Eine Frau hält ein Ultraschallbild eines Babys in Händen.
Immer mehr ungewollt kinderlose Paare möchten Fruchtbarkeitsbehandlungen in Anspruch nehmen, berichten Fachleute. Wie groß die Hürden zum Wunschbaby in Österreich und ganz Europa sind, zeigt eine neue Studie.

Trauer, Ohnmacht, Scham und Schuldgefühle: Es sind Emotionen wie diese, die mit einem unerfüllten Kinderwunsch verbunden sein können. Rund einer von sechs Menschen ist weltweit betroffen, allein in Europa sind es 25 Millionen. Wie gut sie versorgt sind, führt der eben veröffentlichte "Fertility Atlas" (deutsch: Fruchtbarkeitsatlas) vor Augen.
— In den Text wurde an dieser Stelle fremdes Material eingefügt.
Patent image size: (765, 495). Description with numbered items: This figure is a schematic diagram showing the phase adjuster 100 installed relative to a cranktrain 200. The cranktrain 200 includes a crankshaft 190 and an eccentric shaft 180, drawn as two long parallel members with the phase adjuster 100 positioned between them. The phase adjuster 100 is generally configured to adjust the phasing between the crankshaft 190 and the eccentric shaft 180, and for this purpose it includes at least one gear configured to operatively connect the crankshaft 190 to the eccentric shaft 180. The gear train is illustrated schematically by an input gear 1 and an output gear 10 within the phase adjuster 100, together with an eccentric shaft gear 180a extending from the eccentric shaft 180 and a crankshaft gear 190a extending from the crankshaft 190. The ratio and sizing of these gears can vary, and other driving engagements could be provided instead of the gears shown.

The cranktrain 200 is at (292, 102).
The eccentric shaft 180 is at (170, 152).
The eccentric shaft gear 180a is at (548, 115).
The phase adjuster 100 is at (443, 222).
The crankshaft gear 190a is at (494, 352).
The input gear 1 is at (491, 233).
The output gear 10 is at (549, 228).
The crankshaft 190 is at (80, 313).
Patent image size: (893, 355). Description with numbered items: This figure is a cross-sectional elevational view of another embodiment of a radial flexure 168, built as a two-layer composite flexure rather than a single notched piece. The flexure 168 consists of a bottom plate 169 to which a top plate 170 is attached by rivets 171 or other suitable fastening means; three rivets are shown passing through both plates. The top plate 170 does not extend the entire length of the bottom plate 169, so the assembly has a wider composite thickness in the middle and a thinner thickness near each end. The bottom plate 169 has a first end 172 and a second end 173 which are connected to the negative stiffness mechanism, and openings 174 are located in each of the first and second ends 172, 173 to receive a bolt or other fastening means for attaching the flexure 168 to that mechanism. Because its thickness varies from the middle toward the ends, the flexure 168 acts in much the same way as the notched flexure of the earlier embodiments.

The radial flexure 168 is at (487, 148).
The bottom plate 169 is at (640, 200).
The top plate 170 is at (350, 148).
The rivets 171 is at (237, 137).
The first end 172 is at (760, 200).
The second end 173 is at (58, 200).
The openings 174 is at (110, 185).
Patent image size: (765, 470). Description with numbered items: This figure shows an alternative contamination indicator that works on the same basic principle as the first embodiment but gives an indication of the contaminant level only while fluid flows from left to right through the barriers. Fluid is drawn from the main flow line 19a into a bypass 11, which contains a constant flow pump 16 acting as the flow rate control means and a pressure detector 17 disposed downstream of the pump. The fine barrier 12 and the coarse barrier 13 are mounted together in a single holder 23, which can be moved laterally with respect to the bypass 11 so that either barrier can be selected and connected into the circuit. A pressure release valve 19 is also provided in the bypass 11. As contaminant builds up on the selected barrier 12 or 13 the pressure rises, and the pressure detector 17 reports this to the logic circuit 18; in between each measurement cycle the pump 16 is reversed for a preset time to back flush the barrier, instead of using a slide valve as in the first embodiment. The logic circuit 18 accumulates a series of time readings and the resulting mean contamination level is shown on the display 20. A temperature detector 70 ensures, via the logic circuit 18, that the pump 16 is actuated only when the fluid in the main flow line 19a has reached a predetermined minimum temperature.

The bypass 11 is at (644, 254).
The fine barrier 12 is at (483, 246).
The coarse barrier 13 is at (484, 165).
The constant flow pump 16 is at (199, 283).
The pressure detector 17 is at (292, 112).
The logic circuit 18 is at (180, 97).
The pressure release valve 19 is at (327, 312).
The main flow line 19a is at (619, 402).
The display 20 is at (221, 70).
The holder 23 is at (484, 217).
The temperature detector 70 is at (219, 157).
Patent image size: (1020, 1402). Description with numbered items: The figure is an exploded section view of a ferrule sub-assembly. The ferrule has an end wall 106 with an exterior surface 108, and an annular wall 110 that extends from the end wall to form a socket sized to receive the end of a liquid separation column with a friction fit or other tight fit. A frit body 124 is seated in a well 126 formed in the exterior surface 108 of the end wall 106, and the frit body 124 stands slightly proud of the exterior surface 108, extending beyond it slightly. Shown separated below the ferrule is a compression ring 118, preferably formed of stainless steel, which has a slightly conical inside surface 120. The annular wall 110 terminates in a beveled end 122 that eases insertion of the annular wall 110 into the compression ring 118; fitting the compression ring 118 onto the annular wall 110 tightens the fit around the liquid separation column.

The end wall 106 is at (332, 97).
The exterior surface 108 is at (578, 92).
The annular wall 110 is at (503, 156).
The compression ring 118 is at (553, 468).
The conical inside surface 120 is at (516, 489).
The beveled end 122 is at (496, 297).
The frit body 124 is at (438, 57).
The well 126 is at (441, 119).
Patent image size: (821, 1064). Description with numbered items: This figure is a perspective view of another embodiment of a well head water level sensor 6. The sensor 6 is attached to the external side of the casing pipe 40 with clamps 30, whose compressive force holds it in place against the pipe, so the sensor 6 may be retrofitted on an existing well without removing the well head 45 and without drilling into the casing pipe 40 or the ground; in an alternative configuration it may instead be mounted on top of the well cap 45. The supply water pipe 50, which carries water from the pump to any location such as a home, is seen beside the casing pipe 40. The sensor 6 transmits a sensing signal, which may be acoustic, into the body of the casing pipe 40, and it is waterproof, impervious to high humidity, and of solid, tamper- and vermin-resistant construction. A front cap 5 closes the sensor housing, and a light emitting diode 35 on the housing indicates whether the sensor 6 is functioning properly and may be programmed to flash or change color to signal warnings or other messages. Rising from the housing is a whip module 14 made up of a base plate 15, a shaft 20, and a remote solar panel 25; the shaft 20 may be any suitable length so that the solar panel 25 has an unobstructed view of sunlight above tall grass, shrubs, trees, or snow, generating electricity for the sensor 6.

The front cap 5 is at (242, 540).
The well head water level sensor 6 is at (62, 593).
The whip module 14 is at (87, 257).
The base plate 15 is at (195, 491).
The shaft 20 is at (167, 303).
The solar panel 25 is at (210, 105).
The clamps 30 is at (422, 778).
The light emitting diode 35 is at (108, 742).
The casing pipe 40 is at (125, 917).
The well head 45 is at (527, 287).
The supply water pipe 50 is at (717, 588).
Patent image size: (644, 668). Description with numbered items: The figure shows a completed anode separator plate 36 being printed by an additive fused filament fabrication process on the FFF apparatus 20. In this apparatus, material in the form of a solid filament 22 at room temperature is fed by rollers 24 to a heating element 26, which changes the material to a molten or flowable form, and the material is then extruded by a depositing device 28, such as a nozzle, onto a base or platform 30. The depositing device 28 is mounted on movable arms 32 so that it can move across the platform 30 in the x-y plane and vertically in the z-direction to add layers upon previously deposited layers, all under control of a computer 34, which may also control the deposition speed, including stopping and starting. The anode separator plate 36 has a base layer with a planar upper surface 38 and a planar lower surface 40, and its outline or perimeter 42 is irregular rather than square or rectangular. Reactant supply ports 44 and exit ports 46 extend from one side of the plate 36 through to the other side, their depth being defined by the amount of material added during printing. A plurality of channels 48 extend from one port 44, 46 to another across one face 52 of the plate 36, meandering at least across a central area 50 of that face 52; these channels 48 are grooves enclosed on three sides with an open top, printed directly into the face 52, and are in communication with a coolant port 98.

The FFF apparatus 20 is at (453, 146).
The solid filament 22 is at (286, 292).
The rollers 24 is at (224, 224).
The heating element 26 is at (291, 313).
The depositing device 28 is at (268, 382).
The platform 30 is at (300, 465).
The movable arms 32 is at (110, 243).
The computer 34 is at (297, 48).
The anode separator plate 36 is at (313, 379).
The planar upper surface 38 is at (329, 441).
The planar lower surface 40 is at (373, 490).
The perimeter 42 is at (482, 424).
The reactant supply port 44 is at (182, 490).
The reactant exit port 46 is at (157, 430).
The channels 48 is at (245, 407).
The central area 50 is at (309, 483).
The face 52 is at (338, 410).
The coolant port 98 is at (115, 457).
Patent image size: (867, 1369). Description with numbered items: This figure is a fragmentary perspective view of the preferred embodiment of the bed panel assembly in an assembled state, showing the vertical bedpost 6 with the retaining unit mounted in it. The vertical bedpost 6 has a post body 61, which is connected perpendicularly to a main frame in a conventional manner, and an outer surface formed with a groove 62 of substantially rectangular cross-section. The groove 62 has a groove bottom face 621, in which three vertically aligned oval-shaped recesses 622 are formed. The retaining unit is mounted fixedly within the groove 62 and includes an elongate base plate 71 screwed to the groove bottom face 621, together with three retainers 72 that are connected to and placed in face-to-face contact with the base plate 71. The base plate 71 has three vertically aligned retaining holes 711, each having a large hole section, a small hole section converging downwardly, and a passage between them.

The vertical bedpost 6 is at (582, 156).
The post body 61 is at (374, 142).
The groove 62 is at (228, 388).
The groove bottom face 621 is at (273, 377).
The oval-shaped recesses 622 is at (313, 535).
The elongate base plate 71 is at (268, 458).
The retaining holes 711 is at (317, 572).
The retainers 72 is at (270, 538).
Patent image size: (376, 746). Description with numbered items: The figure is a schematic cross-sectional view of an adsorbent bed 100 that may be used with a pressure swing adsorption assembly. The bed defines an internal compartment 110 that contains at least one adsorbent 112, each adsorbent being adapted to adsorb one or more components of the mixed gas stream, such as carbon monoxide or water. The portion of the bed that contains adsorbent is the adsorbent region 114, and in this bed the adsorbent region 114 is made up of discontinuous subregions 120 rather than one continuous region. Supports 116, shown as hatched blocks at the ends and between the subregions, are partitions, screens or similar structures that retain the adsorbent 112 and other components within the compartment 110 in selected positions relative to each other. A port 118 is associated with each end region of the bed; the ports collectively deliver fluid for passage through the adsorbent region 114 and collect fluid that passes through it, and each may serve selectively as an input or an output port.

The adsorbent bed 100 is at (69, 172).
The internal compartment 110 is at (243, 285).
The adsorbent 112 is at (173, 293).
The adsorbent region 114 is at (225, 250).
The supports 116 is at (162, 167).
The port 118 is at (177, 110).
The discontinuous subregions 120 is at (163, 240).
Durchwachsenes Zeugnis für Österreich

Bereits zum zweiten Mal hat das European Parliamentary Forum for Sexual & Reproductive Rights (EPF) zusammen mit Fertility Europe die Fertilitätspolitik von 49 Ländern verglichen. Österreich landet hinter Bulgarien und vor Island im Mittelfeld. Spitzenreiter sind Belgien und die Niederlande, Schlusslicht der Kosovo.

Bewertet wurden die Nationen unter anderem anhand der finanziellen Unterstützung für Betroffene, vorhandenen Behandlungsoptionen und allgemeinen gesetzlichen Regelungen. "Der Atlas misst nicht, wie fruchtbar die Menschen in einem Land sind, sondern, wie gut die politischen Rahmenbedingungen für unfruchtbare Personen sind", präzisiert Leonidas Galeridis vom EPF in einer Pressekonferenz am Mittwoch.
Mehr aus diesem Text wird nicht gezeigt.